Bei der ukrainischen Kampagne in Russland hat bisher (Stand Montag, 19. August 2024) alles geklappt. Erst nach einer Woche kamen die ersten Videos, wie der Grenzposten zerschossen wurde und die russischen Soldaten sich ergaben. Zwei Tage später kommt genau von dieser Stelle der erste Bericht von CNN. Am selben Tag berichtet Stefania Battistini (w) und Simone Traini (m) für die RAI aus dem ukrainisch besetzten Gebiet – also zehn Tage nach dem Beginn des Feldzugs. Das Gebiet, das jetzt besetzt ist, ist größer als das riesige Berlin. Trotzdem, dachte ich, könnte man die Soldaten in einer Nacht zurückziehen. Es fehlte mir immer noch die Vorstellungskraft, dass die Ukrainer so gut und die Russen so schlecht sind.

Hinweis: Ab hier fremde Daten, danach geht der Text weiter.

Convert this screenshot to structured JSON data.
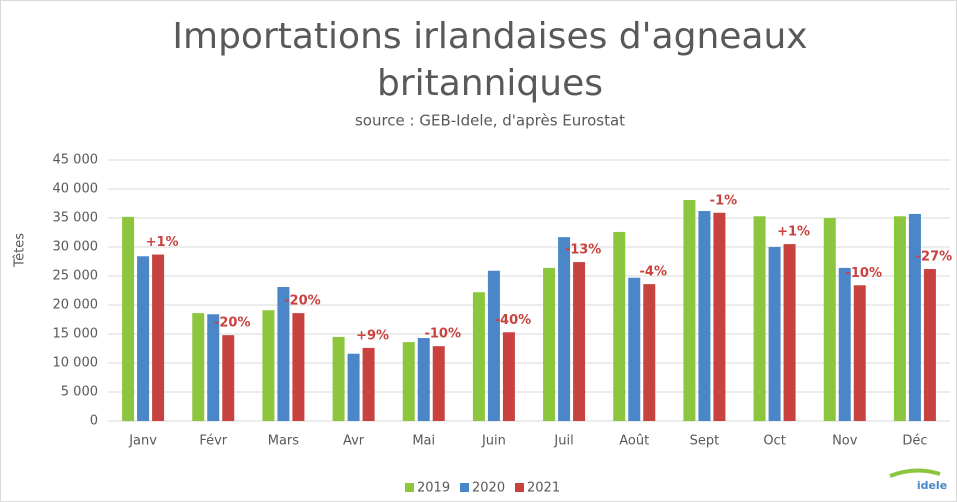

Wir sehen kühne, euphorische Krieger der Ukrainer, der Georgischen Legion und viele andere Freiwillige. Auf der anderen Seite die eher bemitleidenswerten, gefangenen russischen (Kinder-) Soldaten. Die einen kämpfen für die Freiheit, die anderen nicht für Putin, sondern weil sie Wehrpflichtige sind oder weil es Geld gibt.

Und wir lesen Spekulationen, die seltsame Blüten treiben. Das britische Nachrichtenmagazin Economist stellt am 18. August 2024 den Angriff als eine Art Verzweiflungstat von General Oleksandr Syrsky dar. Er solle vor der Entlassung gestanden haben. „Gerüchte kursierten, dass General Syrsky kurz vor der Entlassung stehe, und Kampfhunde aus dem Umfeld von Andriy Yermak, dem allmächtigen Stabschef von Präsident Wolodymyr Selenskyj, deuteten sogar an, er habe seine Vorgesetzten ,belogen’. Inmitten des Tumults begann der Kommandant mit seinen Planungen.“ Mit Selenskyj habe er nur unter vier Augen gesprochen, ohne dessen Stab. Die Verbündeten seien nicht informiert gewesen. Ich halte das im Kern für eine Phantasiegeschichte. Wer auch immer seitens der Ukraine an der Aufklärungsarbeit beteiligt war, an den Amerikanern und ihren technischen Aufklärungsmöglichkeiten geht kein Weg vorbei. Die würde keiner an der Nase herumführen. Aber natürlich wird alles von Ukrainern selbst geplant und vorbereitet worden sein.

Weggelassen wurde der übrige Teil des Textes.